China: yangtze river economic zone proposal

Published 13 May 2014

0.1 Summary

Li Keqiang uses visit to Chongqing to urge establishment of gigantic Yangtze River Economic Belt ‘super-zone,’ covering almost half of China’s population. Details on the new zone are scarce, but Li’s backing now makes it part of the Chinese economic lexicon.

0.2 Detail

Premier Li Keqiang paid a surprise visit to Chongqing last week. At first his itinerary puzzled observers: rather than fly direct to Chongqing, he first stopped off at lesser-known Yangtze River port Wanzhou, then covered the last 300km by boat. The seniority of Li’s delegation dazzled the media: he came with Vice Premier Zhang Gaoli, PBOC Governor Zhou Xiaochuan, senior leaders from NDRC and 10 other provinces.

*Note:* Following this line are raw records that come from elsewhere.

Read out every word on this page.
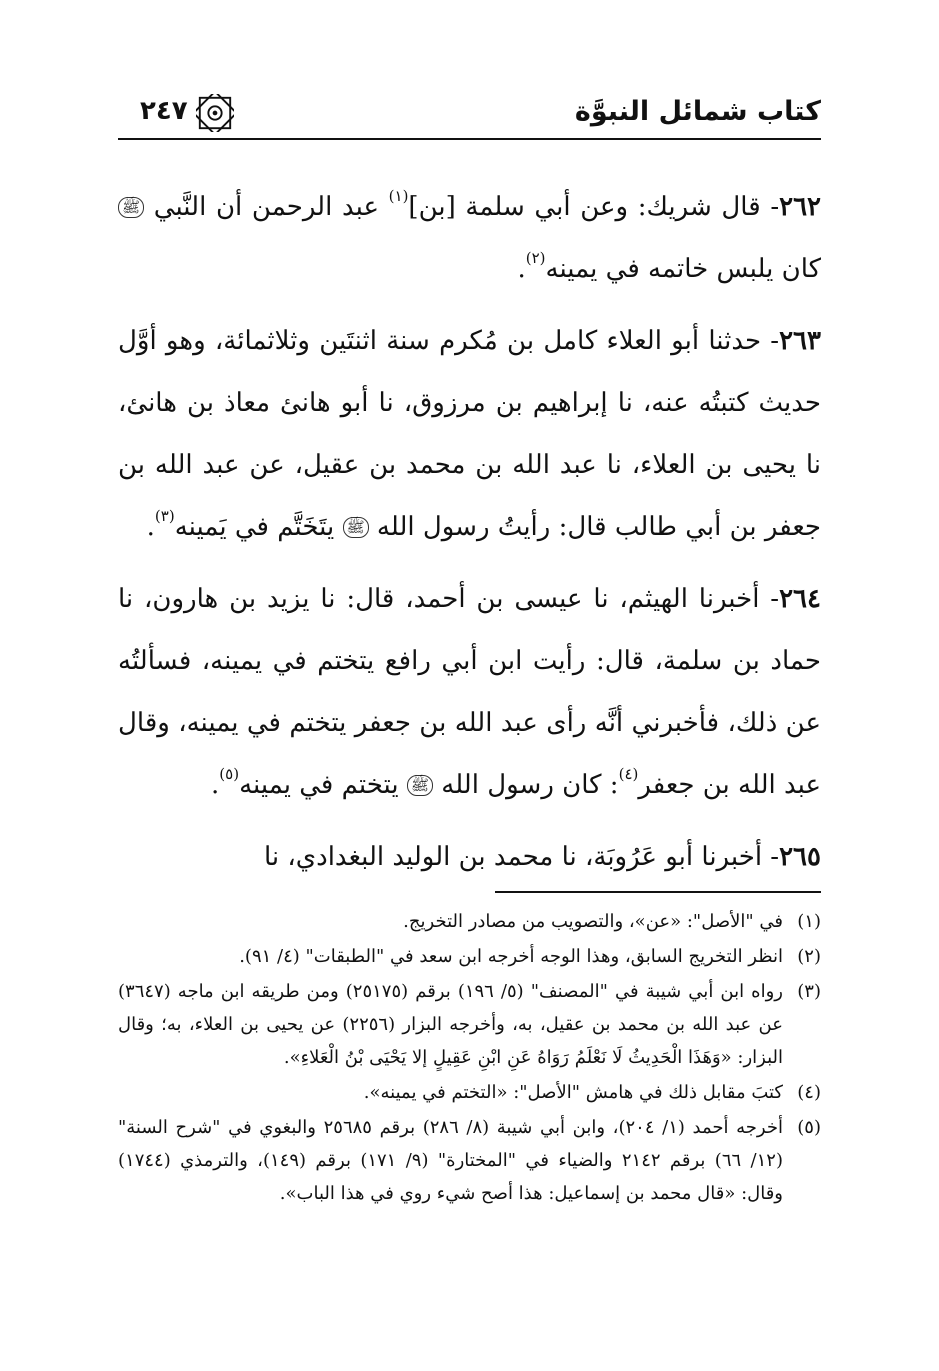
كتاب شمائل النبوَّة
٢٤٧

٢٦٢- قال شريك: وعن أبي سلمة [بن]$^{(١)}$ عبد الرحمن أن النَّبي ﷺ كان يلبس خاتمه في يمينه$^{(٢)}$.

٢٦٣- حدثنا أبو العلاء كامل بن مُكرم سنة اثنتَين وثلاثمائة، وهو أوَّل حديث كتبتُه عنه، نا إبراهيم بن مرزوق، نا أبو هانئ معاذ بن هانئ، نا يحيى بن العلاء، نا عبد الله بن محمد بن عقيل، عن عبد الله بن جعفر بن أبي طالب قال: رأيتُ رسول الله ﷺ يتَخَتَّم في يَمينه$^{(٣)}$.

٢٦٤- أخبرنا الهيثم، نا عيسى بن أحمد، قال: نا يزيد بن هارون، نا حماد بن سلمة، قال: رأيت ابن أبي رافع يتختم في يمينه، فسألتُه عن ذلك، فأخبرني أنَّه رأى عبد الله بن جعفر يتختم في يمينه، وقال عبد الله بن جعفر$^{(٤)}$: كان رسول الله ﷺ يتختم في يمينه$^{(٥)}$.

٢٦٥- أخبرنا أبو عَرُوبَة، نا محمد بن الوليد البغدادي، نا

(١)
في "الأصل": «عن»، والتصويب من مصادر التخريج.
(٢)
انظر التخريج السابق، وهذا الوجه أخرجه ابن سعد في "الطبقات" (٤/ ٩١).
(٣)
رواه ابن أبي شيبة في "المصنف" (٥/ ١٩٦) برقم (٢٥١٧٥) ومن طريقه ابن ماجه (٣٦٤٧) عن عبد الله بن محمد بن عقيل، به، وأخرجه البزار (٢٢٥٦) عن يحيى بن العلاء، به؛ وقال البزار: «وَهَذَا الْحَدِيثُ لَا نَعْلَمُ رَوَاهُ عَنِ ابْنِ عَقِيلٍ إلا يَحْيَى بْنُ الْعَلاءِ».
(٤)
كتبَ مقابل ذلك في هامش "الأصل": «التختم في يمينه».
(٥)
أخرجه أحمد (١/ ٢٠٤)، وابن أبي شيبة (٨/ ٢٨٦) برقم ٢٥٦٨٥ والبغوي في "شرح السنة" (١٢/ ٦٦) برقم ٢١٤٢ والضياء في "المختارة" (٩/ ١٧١) برقم (١٤٩)، والترمذي (١٧٤٤) وقال: «قال محمد بن إسماعيل: هذا أصح شيء روي في هذا الباب».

All became clear the next day, when Li used a public meeting to promote the concept of a ‘Yangtze River Belt Economic Zone.’ The proposed ‘super-zone’ would link the existing Yangtze River Delta SEZ (16 cities in Shanghai, Zhejiang and Jiangsu) with the Chongqing-Chengdu (Chengyu) economic corridor, as well as a swathe of Yangtze-river cities and provinces in between. The affected territory incorporates almost half of China’s population and 41% of its GDP. The presence of Zhang, Zhou, and NDRC leaders indicates concrete government support for the concept.

0.3 What exactly would this new zone do?

Details are scarce, but the idea of the zone is to break down physical and administrative barriers to economic cooperation along the length of the river. Whilst the Yangtze River is already the world’s busiest inland river, Li thinks it has even greater potential, and wants to see a range of infrastructure investment (think damming and dredging) as well as better administration. On the administrative side, the ambition is less inter-provincial competition, and more higher-level, co-operative economic planning. The zone and its high level backing will also strengthen the hand of local governments in the competition for resources from the centre.

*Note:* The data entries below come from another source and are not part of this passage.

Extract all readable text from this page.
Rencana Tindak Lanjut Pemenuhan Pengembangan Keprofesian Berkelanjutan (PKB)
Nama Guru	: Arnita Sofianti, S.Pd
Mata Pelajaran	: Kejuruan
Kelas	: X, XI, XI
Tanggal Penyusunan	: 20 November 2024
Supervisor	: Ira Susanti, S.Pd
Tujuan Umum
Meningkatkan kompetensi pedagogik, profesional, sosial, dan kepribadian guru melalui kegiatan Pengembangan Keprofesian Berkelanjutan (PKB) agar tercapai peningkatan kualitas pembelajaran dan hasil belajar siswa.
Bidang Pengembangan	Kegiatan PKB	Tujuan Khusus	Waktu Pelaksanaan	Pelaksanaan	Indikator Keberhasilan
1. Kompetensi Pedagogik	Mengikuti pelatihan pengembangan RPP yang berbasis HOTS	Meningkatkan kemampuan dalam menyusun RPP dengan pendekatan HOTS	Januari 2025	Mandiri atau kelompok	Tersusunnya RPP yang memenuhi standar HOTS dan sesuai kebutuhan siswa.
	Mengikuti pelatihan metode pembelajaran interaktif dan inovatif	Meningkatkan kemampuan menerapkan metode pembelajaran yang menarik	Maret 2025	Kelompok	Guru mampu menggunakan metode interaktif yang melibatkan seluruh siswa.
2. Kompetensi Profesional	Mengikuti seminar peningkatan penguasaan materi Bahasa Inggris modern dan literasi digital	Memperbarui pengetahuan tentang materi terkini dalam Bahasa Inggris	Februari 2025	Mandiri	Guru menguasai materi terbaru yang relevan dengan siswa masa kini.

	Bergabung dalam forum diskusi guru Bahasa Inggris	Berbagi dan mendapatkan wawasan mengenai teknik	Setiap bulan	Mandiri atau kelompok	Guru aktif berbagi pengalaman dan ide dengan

0.4 Economic stimulation and the new Silk Road

The discussion occurred against the backdrop of the lingering economic slowdown in China’s costal area. Li hopes that the Yangtze River Economic Belt will release inland China’s enormous market potential. Western China is still in need of massive infrastructure investment, which is often financed by murky loans.

Observers have mixed feelings about the new Belt. Official media glorified the idea, but one commentator gave a pessimistic view: “SEZ succeeded in the past because America, Korea and Japan formed a market for cheap products in coastal China; if the government ignores market needs, it won’t deliver growth by simply drawing circles on the map.”

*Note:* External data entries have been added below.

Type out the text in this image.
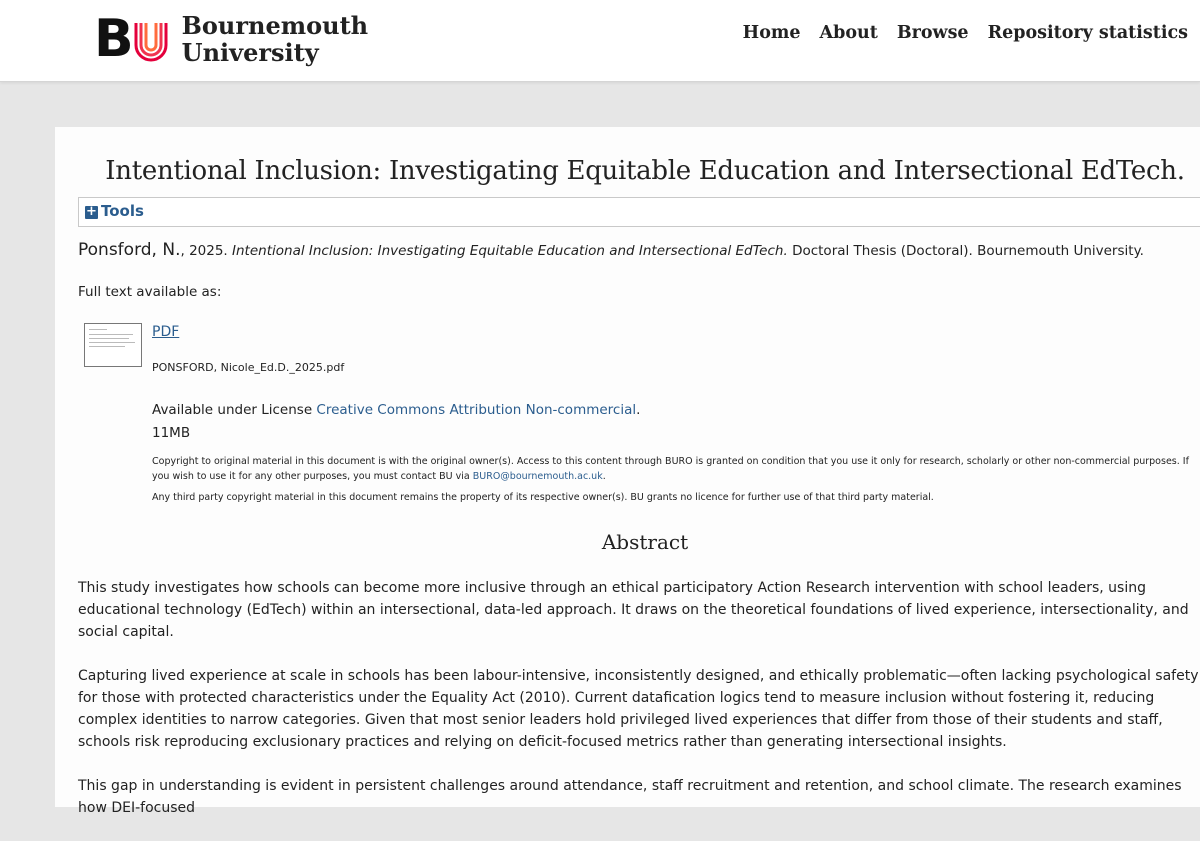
B Bournemouth
University
Home About Browse Repository statistics
Intentional Inclusion: Investigating Equitable Education and Intersectional EdTech.
+ Tools
Ponsford, N., 2025. Intentional Inclusion: Investigating Equitable Education and Intersectional EdTech. Doctoral Thesis (Doctoral). Bournemouth University.
Full text available as:
PDF
PONSFORD, Nicole_Ed.D._2025.pdf
Available under License Creative Commons Attribution Non-commercial.
11MB
Copyright to original material in this document is with the original owner(s). Access to this content through BURO is granted on condition that you use it only for research, scholarly or other non-commercial purposes. If you wish to use it for any other purposes, you must contact BU via BURO@bournemouth.ac.uk.
Any third party copyright material in this document remains the property of its respective owner(s). BU grants no licence for further use of that third party material.
Abstract

This study investigates how schools can become more inclusive through an ethical participatory Action Research intervention with school leaders, using educational technology (EdTech) within an intersectional, data-led approach. It draws on the theoretical foundations of lived experience, intersectionality, and social capital.

Capturing lived experience at scale in schools has been labour-intensive, inconsistently designed, and ethically problematic—often lacking psychological safety for those with protected characteristics under the Equality Act (2010). Current datafication logics tend to measure inclusion without fostering it, reducing complex identities to narrow categories. Given that most senior leaders hold privileged lived experiences that differ from those of their students and staff, schools risk reproducing exclusionary practices and relying on deficit-focused metrics rather than generating intersectional insights.

This gap in understanding is evident in persistent challenges around attendance, staff recruitment and retention, and school climate. The research examines how DEI-focused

Li explained that the belt is also about linking all of China to global markets. “The Yangtze Belt is open to the global market in the east,” said Premier Li, referring to Shanghai’s long-established function as China’s window. “But it also opens to the west when connected with the Silk Road Economic Belt.” (whereby China is reconnecting itself to Central Asia through trade and joint investment in infrastructure). Because of its location and direct railway links with Europe through Central Asia , Chongqing wants to position itself as the strategic transit point linking the Yangtze and Silk Road Economic Belts.

0.5 Comment

Detailed plans have yet to be published. Success is not guaranteed, and will be measured over the coming decades, not years. There are also questions about whether the river really has capacity to take on more freight as Li envisages. And cross-provincial cooperation may be hindered by local officials’ inclination to protecting their own fiefdoms. But Li’s high profile push for the ‘Yangtze River Belt Economic Zone’ means it should soon become a solid part of the Chinese political-economic discourse.